The Suzuki Vitara is expected to look more SUV-like than rivals in its fifth generation. The Japanese publication has suggested a fresh design (viewable in rendering on the source link above) comprising a brawnier front-end with more aggressive headlamps and taller radiator grille, a more noticeably rising waistline, a kick on the D-pillar and more rakish back glass. The visual changes on the sides and the rear lend a sportier character to the small SUV.
The current Suzuki Vitara measures 4,175 mm in length, 1,775 mm in width and 1,610 mm in height. It has a wheelbase of 2,500 mm. The all-new Suzuki Vitara is expected to be 4,200 mm long, 1,780 mm wide, and 1,620 mm tall and have the same wheelbase. The competition will include models like Hyundai Kona, Nissan Juke, Renault Captur, Peugeot 2008, Citroen C3 Aircross and VW T-Cross.

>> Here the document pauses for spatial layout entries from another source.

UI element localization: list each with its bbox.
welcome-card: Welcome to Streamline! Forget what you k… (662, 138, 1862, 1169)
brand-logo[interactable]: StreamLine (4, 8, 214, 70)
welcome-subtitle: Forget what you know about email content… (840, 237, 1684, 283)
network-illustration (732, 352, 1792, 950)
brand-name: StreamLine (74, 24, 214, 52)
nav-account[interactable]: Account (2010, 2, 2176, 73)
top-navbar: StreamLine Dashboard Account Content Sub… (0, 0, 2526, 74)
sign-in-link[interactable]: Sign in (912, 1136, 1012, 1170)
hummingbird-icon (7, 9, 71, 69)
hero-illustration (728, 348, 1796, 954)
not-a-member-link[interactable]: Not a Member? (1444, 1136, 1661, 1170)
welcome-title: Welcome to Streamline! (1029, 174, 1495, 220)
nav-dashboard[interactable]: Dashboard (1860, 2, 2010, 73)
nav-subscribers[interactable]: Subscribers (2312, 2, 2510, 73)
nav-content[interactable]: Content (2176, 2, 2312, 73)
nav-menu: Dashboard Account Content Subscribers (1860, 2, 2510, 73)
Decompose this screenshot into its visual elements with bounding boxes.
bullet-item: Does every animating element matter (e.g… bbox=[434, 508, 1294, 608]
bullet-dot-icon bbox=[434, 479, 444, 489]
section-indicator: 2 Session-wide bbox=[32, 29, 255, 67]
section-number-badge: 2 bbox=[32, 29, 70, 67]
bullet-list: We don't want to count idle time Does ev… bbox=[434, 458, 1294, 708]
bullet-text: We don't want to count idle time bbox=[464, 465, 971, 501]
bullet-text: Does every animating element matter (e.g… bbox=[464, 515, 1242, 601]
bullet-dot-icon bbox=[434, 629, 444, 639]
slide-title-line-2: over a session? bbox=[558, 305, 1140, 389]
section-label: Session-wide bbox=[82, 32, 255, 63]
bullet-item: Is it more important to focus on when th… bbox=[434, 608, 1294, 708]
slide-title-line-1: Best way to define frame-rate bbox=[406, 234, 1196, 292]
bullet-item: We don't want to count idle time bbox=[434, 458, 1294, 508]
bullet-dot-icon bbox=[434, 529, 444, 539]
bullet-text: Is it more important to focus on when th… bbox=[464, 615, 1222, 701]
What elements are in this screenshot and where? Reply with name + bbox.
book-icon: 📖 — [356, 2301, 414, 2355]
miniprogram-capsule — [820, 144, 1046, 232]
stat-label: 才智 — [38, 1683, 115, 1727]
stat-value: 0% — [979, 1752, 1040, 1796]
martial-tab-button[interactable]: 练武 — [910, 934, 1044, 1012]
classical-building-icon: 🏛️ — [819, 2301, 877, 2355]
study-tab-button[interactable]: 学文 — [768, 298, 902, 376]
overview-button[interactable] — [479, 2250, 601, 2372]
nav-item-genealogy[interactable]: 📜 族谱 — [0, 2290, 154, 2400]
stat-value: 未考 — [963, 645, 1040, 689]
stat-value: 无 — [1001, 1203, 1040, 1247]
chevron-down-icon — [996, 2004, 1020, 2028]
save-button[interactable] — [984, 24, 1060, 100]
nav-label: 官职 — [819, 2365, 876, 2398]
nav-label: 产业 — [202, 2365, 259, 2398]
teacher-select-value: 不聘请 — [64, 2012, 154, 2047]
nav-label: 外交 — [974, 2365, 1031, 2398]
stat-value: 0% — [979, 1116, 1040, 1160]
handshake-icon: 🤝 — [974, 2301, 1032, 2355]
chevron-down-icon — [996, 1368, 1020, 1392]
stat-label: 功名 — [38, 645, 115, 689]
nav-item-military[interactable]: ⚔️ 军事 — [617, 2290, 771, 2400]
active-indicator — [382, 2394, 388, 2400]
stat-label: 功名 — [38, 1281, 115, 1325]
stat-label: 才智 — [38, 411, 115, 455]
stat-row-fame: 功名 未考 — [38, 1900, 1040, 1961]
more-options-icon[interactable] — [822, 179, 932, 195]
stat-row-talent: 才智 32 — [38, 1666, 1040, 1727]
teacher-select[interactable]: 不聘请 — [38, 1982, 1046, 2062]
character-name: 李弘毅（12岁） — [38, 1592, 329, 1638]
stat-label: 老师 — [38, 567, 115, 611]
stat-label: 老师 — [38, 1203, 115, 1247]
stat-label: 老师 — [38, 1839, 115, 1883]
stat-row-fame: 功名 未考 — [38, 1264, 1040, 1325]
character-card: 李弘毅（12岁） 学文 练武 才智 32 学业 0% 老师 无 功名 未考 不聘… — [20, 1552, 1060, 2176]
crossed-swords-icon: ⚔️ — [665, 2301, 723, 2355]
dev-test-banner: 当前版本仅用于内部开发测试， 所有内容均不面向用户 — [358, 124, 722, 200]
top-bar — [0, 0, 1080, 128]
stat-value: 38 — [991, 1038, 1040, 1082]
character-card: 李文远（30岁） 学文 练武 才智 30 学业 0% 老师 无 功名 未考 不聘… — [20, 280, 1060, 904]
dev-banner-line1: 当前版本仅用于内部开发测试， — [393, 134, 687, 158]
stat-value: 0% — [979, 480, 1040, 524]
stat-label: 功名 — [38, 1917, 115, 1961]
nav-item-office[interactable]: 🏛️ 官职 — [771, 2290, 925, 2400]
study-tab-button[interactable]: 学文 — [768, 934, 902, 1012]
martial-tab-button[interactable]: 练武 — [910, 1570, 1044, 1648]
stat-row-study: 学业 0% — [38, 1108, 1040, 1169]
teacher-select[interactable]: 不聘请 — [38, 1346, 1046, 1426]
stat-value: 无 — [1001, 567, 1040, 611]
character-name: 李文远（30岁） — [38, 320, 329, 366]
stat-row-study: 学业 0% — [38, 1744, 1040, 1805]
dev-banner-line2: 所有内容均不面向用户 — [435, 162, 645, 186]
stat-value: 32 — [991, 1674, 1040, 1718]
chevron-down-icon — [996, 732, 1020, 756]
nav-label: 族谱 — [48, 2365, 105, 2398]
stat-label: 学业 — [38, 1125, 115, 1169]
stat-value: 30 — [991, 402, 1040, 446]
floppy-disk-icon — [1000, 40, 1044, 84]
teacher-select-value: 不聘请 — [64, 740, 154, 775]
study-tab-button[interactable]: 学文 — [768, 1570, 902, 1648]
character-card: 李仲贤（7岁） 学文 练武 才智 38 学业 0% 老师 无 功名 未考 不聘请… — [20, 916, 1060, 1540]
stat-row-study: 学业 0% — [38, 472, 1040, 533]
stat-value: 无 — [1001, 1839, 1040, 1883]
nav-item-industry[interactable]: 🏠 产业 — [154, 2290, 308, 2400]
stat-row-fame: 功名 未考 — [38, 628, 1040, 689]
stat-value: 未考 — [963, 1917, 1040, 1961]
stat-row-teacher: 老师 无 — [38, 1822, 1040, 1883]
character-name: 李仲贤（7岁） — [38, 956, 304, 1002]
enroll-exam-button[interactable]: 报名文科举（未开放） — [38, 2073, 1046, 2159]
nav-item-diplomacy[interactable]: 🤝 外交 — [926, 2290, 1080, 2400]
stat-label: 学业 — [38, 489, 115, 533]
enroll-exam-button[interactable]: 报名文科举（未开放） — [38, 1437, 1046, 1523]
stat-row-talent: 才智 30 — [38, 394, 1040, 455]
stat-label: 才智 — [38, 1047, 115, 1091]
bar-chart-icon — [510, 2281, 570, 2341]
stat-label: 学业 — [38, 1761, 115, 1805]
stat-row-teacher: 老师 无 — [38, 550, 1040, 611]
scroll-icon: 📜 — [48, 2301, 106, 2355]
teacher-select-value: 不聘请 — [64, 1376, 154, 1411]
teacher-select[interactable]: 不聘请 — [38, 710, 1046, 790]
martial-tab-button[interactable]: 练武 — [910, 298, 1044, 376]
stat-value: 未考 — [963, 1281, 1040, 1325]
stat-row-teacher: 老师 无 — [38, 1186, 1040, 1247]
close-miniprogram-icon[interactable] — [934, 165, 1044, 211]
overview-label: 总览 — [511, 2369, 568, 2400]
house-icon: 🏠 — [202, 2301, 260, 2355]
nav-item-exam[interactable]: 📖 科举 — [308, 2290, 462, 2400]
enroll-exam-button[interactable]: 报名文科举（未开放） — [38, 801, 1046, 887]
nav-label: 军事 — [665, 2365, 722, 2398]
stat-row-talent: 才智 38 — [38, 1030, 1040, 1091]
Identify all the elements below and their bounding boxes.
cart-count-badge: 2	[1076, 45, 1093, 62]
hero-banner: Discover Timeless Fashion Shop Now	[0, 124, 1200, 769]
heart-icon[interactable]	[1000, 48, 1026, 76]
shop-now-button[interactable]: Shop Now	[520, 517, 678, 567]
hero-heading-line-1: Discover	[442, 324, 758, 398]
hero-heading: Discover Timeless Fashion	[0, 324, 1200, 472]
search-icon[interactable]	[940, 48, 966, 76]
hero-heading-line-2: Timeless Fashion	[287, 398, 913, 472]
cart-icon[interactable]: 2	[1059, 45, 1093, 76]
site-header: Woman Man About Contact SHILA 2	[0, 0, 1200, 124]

More significant changes in the Vitara can be expected on the inside, as the current model does not stack up with the competition. Fully digital instrument cluster with customisable layouts, HD, capacitive touchscreen, electronic parking brake, wireless charging, configurable mood lighting, 4G LTE Wi-FI hotspot and minimalist design are common features on B-SUVs today. While Suzuki would probably skim on some of these for cost concerns, it would need to at least meet halfway.
2021 Suzuki Vitara engine
The next-gen Suzuki Vitara will likely ride on an improved version of the current platform. Under the hood, the K14C 1.4-litre Boosterjet petrol engine (136 PS/210 Nm) of the old model was expected at launch previously. However, this engine has been replaced by the K14D 1.4-litre Boosterjet petrol unit in the old model. So, maybe we will see the K14D engine in the next-gen model instead of the K14C engine.
The K14D engine is essentially an enhanced version of the K14C unit. Unlike the latter, the former is equipped with a mild-hybrid system. The mild-hybrid system’s battery pack is a 48-volt unit with 8 Ah of capacity. An electric motor generating 10 kW (13.6 PS) and 50 Nm of torque using the energy stored in this battery pack assists the engine with various functions like torque-fill control, torque boost, idle stop, etc.
Suzuki Vitara Hybrid
Leveraging its new partnership with Toyota, the global leader in partially electric vehicles, Suzuki plans to have a greater level of electrification in its SUVs. Following the Suzuki ACross (the rebadged RAV4 PHEV), the next-gen Vitara could be the one to benefit from one of Toyota’s more advanced hybrid systems.
A proper hybrid system would mean the Suzuki Vitara packing a significantly higher voltage secondary battery pack with more capacity. The voltage of a mild hybrid’s battery pack is limited to 48 volts, but in the case of a hybrid, it can be up to 600 volts. So, unlike MHEVs, HEVs can be driven using only the battery. Some HEVs, like the Toyota C-HR, for instance, allows the driver to engage EV mode. In other HEVs, it is not possible to switch between the power sources manually. The Hyundai Kona Hybrid is one of these HEVs.
The next-gen Suzuki Vitara could get a full hybrid variant later in its lifecycle.
On the ‘Maruti’ Vitara SUV
Maruti Suzuki is likely to skip the global Vitara in India once again. The company may launch an India-specific model derived from the Futuro-e concept of Auto Expo 2020 in 2022 instead. Local reports suggest that it has planned a market-specific three-row SUV, besides a 5-door Jimny variant.